Thursday, December 24, 2009

Keep the Car Running


I sometimes wonder why certain people try so hard to be someone other than who they truly are. It's just mind boggling to me.
I see no reason to live a fictitious life - we only live once, you might as well be who you truly are and want to be. I guess that statement is sort of misleading though - since many people want to be someone other than who they really are.

I don't even know why I am writing about this right now. It's just been something that has been on my mind lately due to the falsified people around me and it has been a reoccurring theme in my own personal life.
I see no reason to change who I am, for anyone.
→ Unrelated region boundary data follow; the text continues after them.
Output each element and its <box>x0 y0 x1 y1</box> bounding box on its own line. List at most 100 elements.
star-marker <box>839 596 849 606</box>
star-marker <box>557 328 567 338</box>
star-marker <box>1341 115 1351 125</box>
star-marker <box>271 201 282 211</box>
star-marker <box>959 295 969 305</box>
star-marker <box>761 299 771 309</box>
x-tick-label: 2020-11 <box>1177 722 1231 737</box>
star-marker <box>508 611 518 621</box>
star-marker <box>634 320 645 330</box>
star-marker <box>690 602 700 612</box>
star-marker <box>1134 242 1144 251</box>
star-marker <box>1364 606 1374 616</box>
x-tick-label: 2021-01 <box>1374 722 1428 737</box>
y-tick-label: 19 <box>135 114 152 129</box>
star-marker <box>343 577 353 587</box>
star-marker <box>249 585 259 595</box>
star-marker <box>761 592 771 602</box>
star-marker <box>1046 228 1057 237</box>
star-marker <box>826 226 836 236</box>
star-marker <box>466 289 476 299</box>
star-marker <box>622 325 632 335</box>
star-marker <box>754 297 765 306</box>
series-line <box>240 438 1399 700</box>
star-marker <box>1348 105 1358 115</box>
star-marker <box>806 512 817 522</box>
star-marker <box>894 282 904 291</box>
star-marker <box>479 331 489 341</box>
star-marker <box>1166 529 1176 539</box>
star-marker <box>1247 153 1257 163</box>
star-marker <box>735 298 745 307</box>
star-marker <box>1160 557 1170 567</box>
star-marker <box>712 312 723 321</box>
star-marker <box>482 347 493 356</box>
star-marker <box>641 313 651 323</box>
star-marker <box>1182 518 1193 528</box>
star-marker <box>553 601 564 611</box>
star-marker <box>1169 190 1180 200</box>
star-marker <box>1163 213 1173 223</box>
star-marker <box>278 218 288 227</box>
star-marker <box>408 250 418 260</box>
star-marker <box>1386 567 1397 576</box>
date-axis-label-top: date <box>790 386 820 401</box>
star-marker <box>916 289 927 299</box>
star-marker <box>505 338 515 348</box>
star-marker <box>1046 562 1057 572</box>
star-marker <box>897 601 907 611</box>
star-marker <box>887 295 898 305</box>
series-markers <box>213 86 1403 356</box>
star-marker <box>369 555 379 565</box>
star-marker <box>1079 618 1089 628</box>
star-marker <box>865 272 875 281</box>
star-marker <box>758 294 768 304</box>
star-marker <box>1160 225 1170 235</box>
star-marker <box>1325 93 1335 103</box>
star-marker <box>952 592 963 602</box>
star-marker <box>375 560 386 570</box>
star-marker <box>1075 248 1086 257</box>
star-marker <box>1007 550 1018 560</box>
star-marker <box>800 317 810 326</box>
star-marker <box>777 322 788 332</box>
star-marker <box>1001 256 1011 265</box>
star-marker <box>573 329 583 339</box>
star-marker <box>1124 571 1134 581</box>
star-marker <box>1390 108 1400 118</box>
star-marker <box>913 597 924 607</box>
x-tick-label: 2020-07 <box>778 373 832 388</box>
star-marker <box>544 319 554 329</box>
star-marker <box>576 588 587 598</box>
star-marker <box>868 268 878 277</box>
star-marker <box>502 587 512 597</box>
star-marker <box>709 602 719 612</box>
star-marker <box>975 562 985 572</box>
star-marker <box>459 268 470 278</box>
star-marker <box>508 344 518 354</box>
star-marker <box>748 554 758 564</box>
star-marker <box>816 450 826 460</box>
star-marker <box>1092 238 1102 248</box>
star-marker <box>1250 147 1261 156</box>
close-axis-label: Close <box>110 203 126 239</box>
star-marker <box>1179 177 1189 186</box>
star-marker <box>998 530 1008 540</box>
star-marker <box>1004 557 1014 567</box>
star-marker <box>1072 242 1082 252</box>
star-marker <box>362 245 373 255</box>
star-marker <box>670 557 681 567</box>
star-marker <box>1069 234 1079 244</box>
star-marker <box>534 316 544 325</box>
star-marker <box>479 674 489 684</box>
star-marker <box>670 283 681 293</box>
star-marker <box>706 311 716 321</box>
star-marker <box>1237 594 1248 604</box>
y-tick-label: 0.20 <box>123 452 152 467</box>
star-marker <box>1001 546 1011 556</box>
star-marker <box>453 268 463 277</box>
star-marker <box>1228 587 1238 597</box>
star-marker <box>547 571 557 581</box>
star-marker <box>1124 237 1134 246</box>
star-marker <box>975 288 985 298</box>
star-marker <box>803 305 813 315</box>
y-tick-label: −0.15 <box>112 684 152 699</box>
I'm not saying I don't have faults, because everyone has faults and I have many of them. However, my faults make me who I am, for better or for worse. Everyone evolves over time, and perhaps one day the faults I currently call my own will no longer be part of me, but as for the immediate moment they represent a part of who I am.

I have totally digressed though. That's not even what I was truly originally talking about. I just feel like everyone is an actor now a days. Everyone's trying to be somebody else. Whether it be to pacify someone else or even superficially pacify themselves.

Or maybe I'm just bitter that I'm not an actor. If I was, perhaps I would have more friends and I wouldn't have so many people asking me on a daily basis if something was wrong with me, right? Or maybe, I'm such a good actor that I have successfully convinced myself that I am not one, and that I am true, but in reality I am just like you.